ABD, İran Cumhurbaşkanı İbrahim Reisi ve beraberindeki heyetin hayatını kaybettiği helikopter kazası sonrasında İran'dan gelen yardım talebini doğruladı. ABD Dışişleri Bakanlığı Sözcüsü Matthew Miller, talebin detaylarına girmeden, İran hükümetinin yardım isteğini doğruladıklarını belirtti. Ancak Miller, ABD'nin yardım talebine lojistik nedenlerle büyük ölçüde yanıt veremediğini ifade etti.
Beyaz Saray Ulusal Güvenlik Konseyi Sözcüsü John Kirby, İran Cumhurbaşkanı Reisi'nin ölümünün ardından Tahran'ı bölgede istikrarsızlaştıran eylemlerle suçladı. Kirby, ABD'nin İran'ın bölgesel etkinliklerine karşı uyguladığı sert politikaları sürdüreceğini vurguladı. Bu açıklamalar, ABD ve İran arasındaki zaten gergin olan ilişkilerin daha da gerilmesine neden oldu.
Kazadan sonra İran'ın uluslararası arenada ve iç politikada nasıl bir tutum sergileyeceği merak konusu olurken, ABD'nin de bu süreçte nasıl bir rol üstleneceği dikkatle izleniyor. İki ülke arasındaki gerilimin artması, bölgedeki istikrarsızlığın ve güvenlik endişelerinin daha da derinleşmesine neden olabilir. Bu durum, uluslararası toplumun bölgeye yönelik yaklaşımını ve çözüm arayışlarını etkileyebilir.

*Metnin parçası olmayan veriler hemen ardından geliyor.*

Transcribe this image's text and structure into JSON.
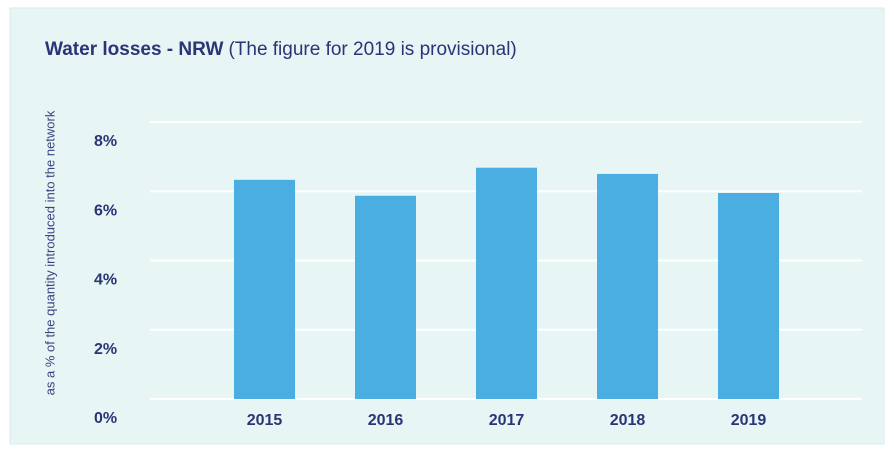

ABD'nin İran'a yönelik politikası, özellikle İran'ın bölgedeki etkinliği ve nükleer programı gibi konularda sık sık gündeme gelmektedir. Kazadan sonra ABD'nin ve diğer ulusların İran'a yönelik politikaları ve bu tür trajik olaylarda nasıl bir rol üstlenecekleri, uluslararası ilişkilerde önemli bir konu olarak değerlendirilmektedir.